Make Sure Your Home is Child Proof

Childproofing the House

All windows above the first floor should have operable window guards, because children can fall from windows that are open as little as 5 inches wide.

Doorknob covers should be installed to prevent children from turning the door handle, and guards should be installed to keep children from pinching their fingers.

Cabinets should be secured with safety latches, especially if they contain potentially hazardous substances.

Stairways should have safety gates installed.

Safety locks or covers should be placed on toilets, dishwashers, ovens and stoves and stove knobs.

Bookshelves and other stand-alone furniture should be secured to prevent the risk of it tipping over.

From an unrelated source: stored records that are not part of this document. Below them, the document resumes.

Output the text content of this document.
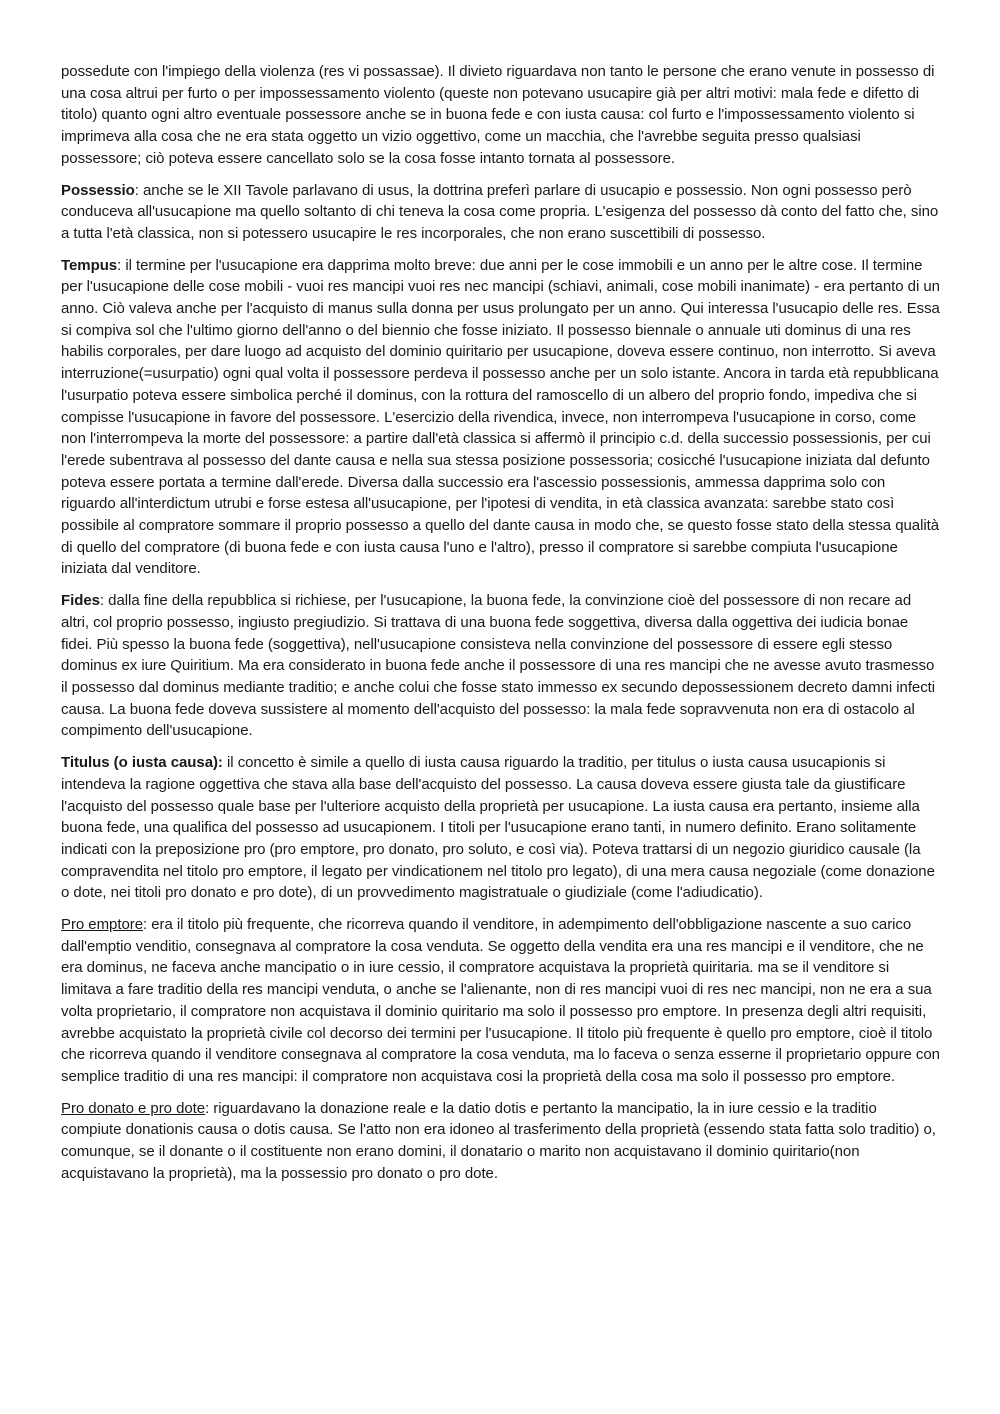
possedute con l'impiego della violenza (res vi possassae). Il divieto riguardava non tanto le persone che erano venute in possesso di una cosa altrui per furto o per impossessamento violento (queste non potevano usucapire già per altri motivi: mala fede e difetto di titolo) quanto ogni altro eventuale possessore anche se in buona fede e con iusta causa: col furto e l'impossessamento violento si imprimeva alla cosa che ne era stata oggetto un vizio oggettivo, come un macchia, che l'avrebbe seguita presso qualsiasi possessore; ciò poteva essere cancellato solo se la cosa fosse intanto tornata al possessore.

Possessio: anche se le XII Tavole parlavano di usus, la dottrina preferì parlare di usucapio e possessio. Non ogni possesso però conduceva all'usucapione ma quello soltanto di chi teneva la cosa come propria. L'esigenza del possesso dà conto del fatto che, sino a tutta l'età classica, non si potessero usucapire le res incorporales, che non erano suscettibili di possesso.

Tempus: il termine per l'usucapione era dapprima molto breve: due anni per le cose immobili e un anno per le altre cose. Il termine per l'usucapione delle cose mobili - vuoi res mancipi vuoi res nec mancipi (schiavi, animali, cose mobili inanimate) - era pertanto di un anno. Ciò valeva anche per l'acquisto di manus sulla donna per usus prolungato per un anno. Qui interessa l'usucapio delle res. Essa si compiva sol che l'ultimo giorno dell'anno o del biennio che fosse iniziato. Il possesso biennale o annuale uti dominus di una res habilis corporales, per dare luogo ad acquisto del dominio quiritario per usucapione, doveva essere continuo, non interrotto. Si aveva interruzione(=usurpatio) ogni qual volta il possessore perdeva il possesso anche per un solo istante. Ancora in tarda età repubblicana l'usurpatio poteva essere simbolica perché il dominus, con la rottura del ramoscello di un albero del proprio fondo, impediva che si compisse l'usucapione in favore del possessore. L'esercizio della rivendica, invece, non interrompeva l'usucapione in corso, come non l'interrompeva la morte del possessore: a partire dall'età classica si affermò il principio c.d. della successio possessionis, per cui l'erede subentrava al possesso del dante causa e nella sua stessa posizione possessoria; cosicché l'usucapione iniziata dal defunto poteva essere portata a termine dall'erede. Diversa dalla successio era l'ascessio possessionis, ammessa dapprima solo con riguardo all'interdictum utrubi e forse estesa all'usucapione, per l'ipotesi di vendita, in età classica avanzata: sarebbe stato così possibile al compratore sommare il proprio possesso a quello del dante causa in modo che, se questo fosse stato della stessa qualità di quello del compratore (di buona fede e con iusta causa l'uno e l'altro), presso il compratore si sarebbe compiuta l'usucapione iniziata dal venditore.

Fides: dalla fine della repubblica si richiese, per l'usucapione, la buona fede, la convinzione cioè del possessore di non recare ad altri, col proprio possesso, ingiusto pregiudizio. Si trattava di una buona fede soggettiva, diversa dalla oggettiva dei iudicia bonae fidei. Più spesso la buona fede (soggettiva), nell'usucapione consisteva nella convinzione del possessore di essere egli stesso dominus ex iure Quiritium. Ma era considerato in buona fede anche il possessore di una res mancipi che ne avesse avuto trasmesso il possesso dal dominus mediante traditio; e anche colui che fosse stato immesso ex secundo depossessionem decreto damni infecti causa. La buona fede doveva sussistere al momento dell'acquisto del possesso: la mala fede sopravvenuta non era di ostacolo al compimento dell'usucapione.

Titulus (o iusta causa): il concetto è simile a quello di iusta causa riguardo la traditio, per titulus o iusta causa usucapionis si intendeva la ragione oggettiva che stava alla base dell'acquisto del possesso. La causa doveva essere giusta tale da giustificare l'acquisto del possesso quale base per l'ulteriore acquisto della proprietà per usucapione. La iusta causa era pertanto, insieme alla buona fede, una qualifica del possesso ad usucapionem. I titoli per l'usucapione erano tanti, in numero definito. Erano solitamente indicati con la preposizione pro (pro emptore, pro donato, pro soluto, e così via). Poteva trattarsi di un negozio giuridico causale (la compravendita nel titolo pro emptore, il legato per vindicationem nel titolo pro legato), di una mera causa negoziale (come donazione o dote, nei titoli pro donato e pro dote), di un provvedimento magistratuale o giudiziale (come l'adiudicatio).

Pro emptore: era il titolo più frequente, che ricorreva quando il venditore, in adempimento dell'obbligazione nascente a suo carico dall'emptio venditio, consegnava al compratore la cosa venduta. Se oggetto della vendita era una res mancipi e il venditore, che ne era dominus, ne faceva anche mancipatio o in iure cessio, il compratore acquistava la proprietà quiritaria. ma se il venditore si limitava a fare traditio della res mancipi venduta, o anche se l'alienante, non di res mancipi vuoi di res nec mancipi, non ne era a sua volta proprietario, il compratore non acquistava il dominio quiritario ma solo il possesso pro emptore. In presenza degli altri requisiti, avrebbe acquistato la proprietà civile col decorso dei termini per l'usucapione. Il titolo più frequente è quello pro emptore, cioè il titolo che ricorreva quando il venditore consegnava al compratore la cosa venduta, ma lo faceva o senza esserne il proprietario oppure con semplice traditio di una res mancipi: il compratore non acquistava cosi la proprietà della cosa ma solo il possesso pro emptore.

Pro donato e pro dote: riguardavano la donazione reale e la datio dotis e pertanto la mancipatio, la in iure cessio e la traditio compiute donationis causa o dotis causa. Se l'atto non era idoneo al trasferimento della proprietà (essendo stata fatta solo traditio) o, comunque, se il donante o il costituente non erano domini, il donatario o marito non acquistavano il dominio quiritario(non acquistavano la proprietà), ma la possessio pro donato o pro dote.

Sharp-edged furniture should be removed from or covered in any room where the child is going to play.

Unused electrical outlets should be covered with safety plugs, and excess electrical cord should be bound with twist ties or wound around special spools.

Poisonous plants should be removed from the home. These include azaleas, daffodils, mistletoe, holly, morning glory, and many others.

Walls and floors should be inspected to make sure walls have no peeling or cracking paint, and that rugs are secured to floors or fitted with anti-slip pads.

People who live in homes built before 1978 should verify that there is no lead paint in the home, which may cause lead poisening in children.

To protect the child from house fires, smoke alarms should be installed and tested each month to make sure they work. Fire extinguishers should be placed on every floor, with an extra fire extinguisher placed in the kitchen. An emergency ladder should be available for evacuations from the upper floor of a home.